Sen çok yaşa kraliçemiz: RuPaul şimdi de bir diziyle karşımızda
Ve RuPaul, yeni Netflix dizisinde tüm ihtişamıyla başrolde: AJ and the Queen
ABD’de 11 sezonu devirdikten sonra bu yıl bir de okyanusun öbür tarafına geçti RuPaul’s Drag Race. Bu katlanarak artan sevginin altında ise dans, müzik, oyunculuk, kostüm, makyaj derken eğlence dünyasının tüm elementlerinin tek tek buluşması var. Bir de tabii, RuPaul’un ana akım medyayı gökkuşağı renklerine boyayan yüce sevgi mesajları… Eğer kendini sevmezsen, başkalarını nasıl sevebilirsin ki?!
Bundan daha güzeli olamaz dediğim anda hep daha güzeli oluyor.
ABD’de yayın yapan LGBTİ+ kanalı Logo TV’de başlayan RuPaul’s Drag Race ful fors VH1’a taşınmış, Emmy’leri kapmış ve ana akımın orta yerine oturmuştu ki ”eyvah, bu kadarıyla yetinemiyoruz” diye, bağımlılıktan ötürü krizlere girdiğimiz bir anda yarışmanın yıldız isimlerinin kapıştığı RuPaul’s Drag Race All Stars önümüze düşüvermişti. Ondan birkaç sezon sonra da yarışmanın İngiltere ayağı geldi; RuPaul’s Drag Race UK. Gidemesek de, göremesek de binlerce hayranla buluştukları RuPaul’s Drag Con’u da ekleyelim. (Düşünsenize drag kültürüne adanmış devasa bir fuar!) Gözümüzün önünde büyüyen RuPaul imparatorluğunu etrafa kalpler saçarak izlerken yeni bir haber daha geldi…

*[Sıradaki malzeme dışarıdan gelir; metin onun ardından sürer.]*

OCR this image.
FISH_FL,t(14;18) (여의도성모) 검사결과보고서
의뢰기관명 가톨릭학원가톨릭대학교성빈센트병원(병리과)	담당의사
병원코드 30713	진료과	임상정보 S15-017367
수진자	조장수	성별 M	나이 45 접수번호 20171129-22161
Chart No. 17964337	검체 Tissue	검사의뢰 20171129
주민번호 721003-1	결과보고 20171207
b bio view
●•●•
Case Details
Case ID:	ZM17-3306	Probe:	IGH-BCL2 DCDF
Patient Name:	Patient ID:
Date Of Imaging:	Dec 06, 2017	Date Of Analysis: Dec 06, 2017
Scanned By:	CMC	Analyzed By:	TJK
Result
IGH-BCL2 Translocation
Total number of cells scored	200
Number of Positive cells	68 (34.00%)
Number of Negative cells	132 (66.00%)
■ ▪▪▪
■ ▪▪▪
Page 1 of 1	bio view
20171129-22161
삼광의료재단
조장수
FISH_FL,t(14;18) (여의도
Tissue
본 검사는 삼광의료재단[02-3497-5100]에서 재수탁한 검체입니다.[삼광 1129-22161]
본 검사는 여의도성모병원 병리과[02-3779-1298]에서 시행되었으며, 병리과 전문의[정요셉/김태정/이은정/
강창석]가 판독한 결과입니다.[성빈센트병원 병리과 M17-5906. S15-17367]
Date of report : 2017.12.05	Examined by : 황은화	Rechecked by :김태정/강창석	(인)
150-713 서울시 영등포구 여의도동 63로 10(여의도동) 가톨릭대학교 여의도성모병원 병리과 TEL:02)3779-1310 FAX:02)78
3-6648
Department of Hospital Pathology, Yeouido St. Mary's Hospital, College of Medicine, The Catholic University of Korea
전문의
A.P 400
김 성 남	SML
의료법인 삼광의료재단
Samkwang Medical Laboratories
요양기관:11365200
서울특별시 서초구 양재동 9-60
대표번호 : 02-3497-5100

Evet, Logo TV ve VH1 üzerinden yayın yapsa da RuPaul’s Drag Race’i ulaştıran platformlardan biri Netflix oldu. Ben de açıkçası dibe vurduğum bir günün sonunda, Netflix’te peş peşe birkaç sezon halinde görünce düştüm içine. Ve sonra bir daha hiçbir şey eskisi gibi olmadı…
Uzun lafın kısası, Netflix de RuPaul’un cevherinin farkında olmalı ki kendisinin başrolde olduğu yepyeni bir diziyle geliyor: AJ and the Queen.
10 Ocak’ta izleyiciyle buluşacak bu yeni projede RuPaul’umuz Sex and the City’nin arkasındaki dehalardan biri olan Michael Patrick King ile yollarını kesiştiriyor. Hikayenin ise hem eğlenceli hem de kalbe dokunan bir tarafı var. En büyük hayali kendi eğlence kulübünü açmak olan ve bu uğurda yıllarını devirmiş Ruby Red adlı dragqueen’imiz, çok talihsiz bir şekilde yıllarca biriktirdiği parasını hayırsızın tekine kaptırır. Bu büyük düşüşü yetmezmiş gibi karşısına bir de bakmakla sorumlu olduğu 11 yaşındaki AJ çıkar. İkili boydan boya ABD’yi gezmeye başlar; Ruby Red efsane sahne şovlarıyla, kaybettiği parasını yeniden kazanmanın peşine düşer. Yanı başında da A.J. vardır; çaresiz, kimsesiz ve yardıma muhtaç. (Şu an ağlamaya başlıyorum.)
Bu ikilinin giderek gelişen dostluğunu izlerken Latrice Royale, Pandora Boxx, Trinity Tuck gibi RuPaul hanedanlığının en sevilen dragqueen’leri de karşımıza çıkacak. Fragmanda da gördük.
Şu içinde yaşadığımız dünyanın tüm sınırlamalarına, etiketlerine meydan okuyarak eğlence dünyasını dönüştüren, adını kendi gibi ihtişamlı bir şekilde popüler kültür tarihine yazdıran biri RuPaul. Hep derim, dünyayı RuPaul kurtaracak ve şu istikrarlı yükselişine bakılırsa, bir sonraki adımı ABD başkanlığı olabilir!